Записки военнопленного - Дмитрий Бобров
Шрифт:
Интервал:
Закладка:
Внешне он не производил впечатления невменяемого, но в данном случае внешность была по-настоящему обманчива — в тихом омуте водились маленькие бесы и большие демоны. И всё же он был человеком в общении корректным и коммуникабельным; от него я узнал немало интересной информации о жизни в тюремной психбольнице.

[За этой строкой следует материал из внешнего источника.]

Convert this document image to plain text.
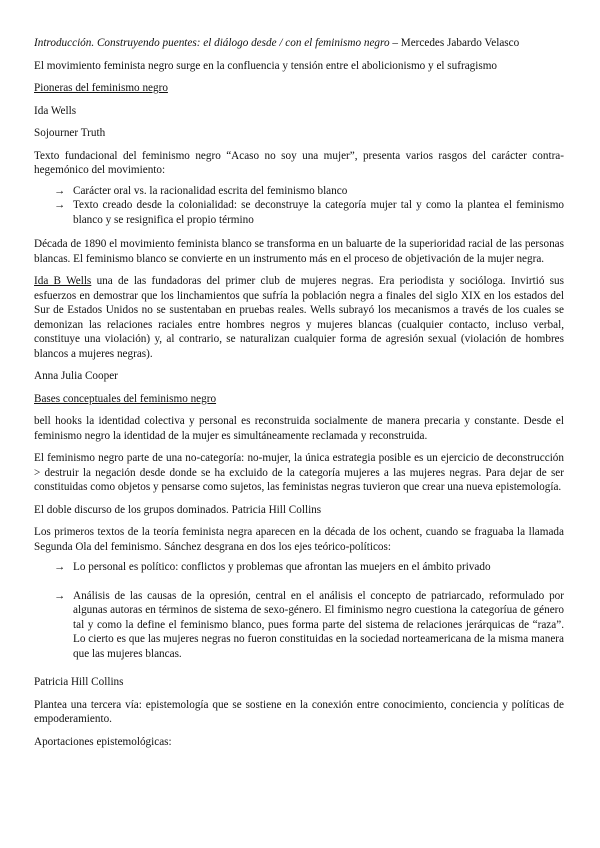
Introducción. Construyendo puentes: el diálogo desde / con el feminismo negro – Mercedes Jabardo Velasco

El movimiento feminista negro surge en la confluencia y tensión entre el abolicionismo y el sufragismo

Pioneras del feminismo negro

Ida Wells

Sojourner Truth

Texto fundacional del feminismo negro “Acaso no soy una mujer”, presenta varios rasgos del carácter contra-hegemónico del movimiento:

→ Carácter oral vs. la racionalidad escrita del feminismo blanco
→ Texto creado desde la colonialidad: se deconstruye la categoría mujer tal y como la plantea el feminismo blanco y se resignifica el propio término

Década de 1890 el movimiento feminista blanco se transforma en un baluarte de la superioridad racial de las personas blancas. El feminismo blanco se convierte en un instrumento más en el proceso de objetivación de la mujer negra.

Ida B Wells una de las fundadoras del primer club de mujeres negras. Era periodista y socióloga. Invirtió sus esfuerzos en demostrar que los linchamientos que sufría la población negra a finales del siglo XIX en los estados del Sur de Estados Unidos no se sustentaban en pruebas reales. Wells subrayó los mecanismos a través de los cuales se demonizan las relaciones raciales entre hombres negros y mujeres blancas (cualquier contacto, incluso verbal, constituye una violación) y, al contrario, se naturalizan cualquier forma de agresión sexual (violación de hombres blancos a mujeres negras).

Anna Julia Cooper

Bases conceptuales del feminismo negro

bell hooks la identidad colectiva y personal es reconstruida socialmente de manera precaria y constante. Desde el feminismo negro la identidad de la mujer es simultáneamente reclamada y reconstruida.

El feminismo negro parte de una no-categoría: no-mujer, la única estrategia posible es un ejercicio de deconstrucción > destruir la negación desde donde se ha excluido de la categoría mujeres a las mujeres negras. Para dejar de ser constituidas como objetos y pensarse como sujetos, las feministas negras tuvieron que crear una nueva epistemología.

El doble discurso de los grupos dominados. Patricia Hill Collins

Los primeros textos de la teoría feminista negra aparecen en la década de los ochent, cuando se fraguaba la llamada Segunda Ola del feminismo. Sánchez desgrana en dos los ejes teórico-políticos:

→ Lo personal es político: conflictos y problemas que afrontan las muejers en el ámbito privado
→ Análisis de las causas de la opresión, central en el análisis el concepto de patriarcado, reformulado por algunas autoras en términos de sistema de sexo-género. El fiminismo negro cuestiona la categoríua de género tal y como la define el feminismo blanco, pues forma parte del sistema de relaciones jerárquicas de “raza”. Lo cierto es que las mujeres negras no fueron constituidas en la sociedad norteamericana de la misma manera que las mujeres blancas.

Patricia Hill Collins

Plantea una tercera vía: epistemología que se sostiene en la conexión entre conocimiento, conciencia y políticas de empoderamiento.

Aportaciones epistemológicas:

Действительно не зря арестанты стремились попасть сюда. Лишь на отделении экспертиз бытовые условия и обращение охраны оставляли желать лучшего: на других отделениях жизнь пациентов была сравнительно неплохой. Во-первых, благодаря тому, что учреждение находилось в ведомстве Министерства здравоохранения и здесь не было камуфлированной минюстовской охраны — источника многих насилий и притеснений. Штатские санитары были много более человечнее сотрудников внутренней службы ГУФСИНА. Только на отделении экспертиз можно было здесь увидеть камуфлированных охранников, на всей остальной территории больницы властвовали исключительно врачи, сёстры и санитары. Во-вторых, здесь не существовало никаких жестко регламентирующих правил, пыточного гуфсиновского режима, ограничений передач и свиданий. Можно ежедневно встречаться с родными, получать передачи с любыми продуктами и даже звонить по городскому телефону, хотя почти все пациенты имели собственные мобильники. В-третьих, пациент психбольницы мог оказаться на свободе по решению врачебной комиссии, если она сочтёт его выздоровевшим, вне зависимости от совершённого им преступления, даже если уголовным кодексом за него предусмотрено весьма продолжительное наказание. И большинство пациентов учреждения составляли как раз убийцы, хотя было и несколько каннибалов, сексуальных маньяков и серийных убийц. В суде они бы получили не менее 20 лет лишения свободы, а то и пожизненное, ну а здесь освобождались после комиссии не отсидев и 5 лет.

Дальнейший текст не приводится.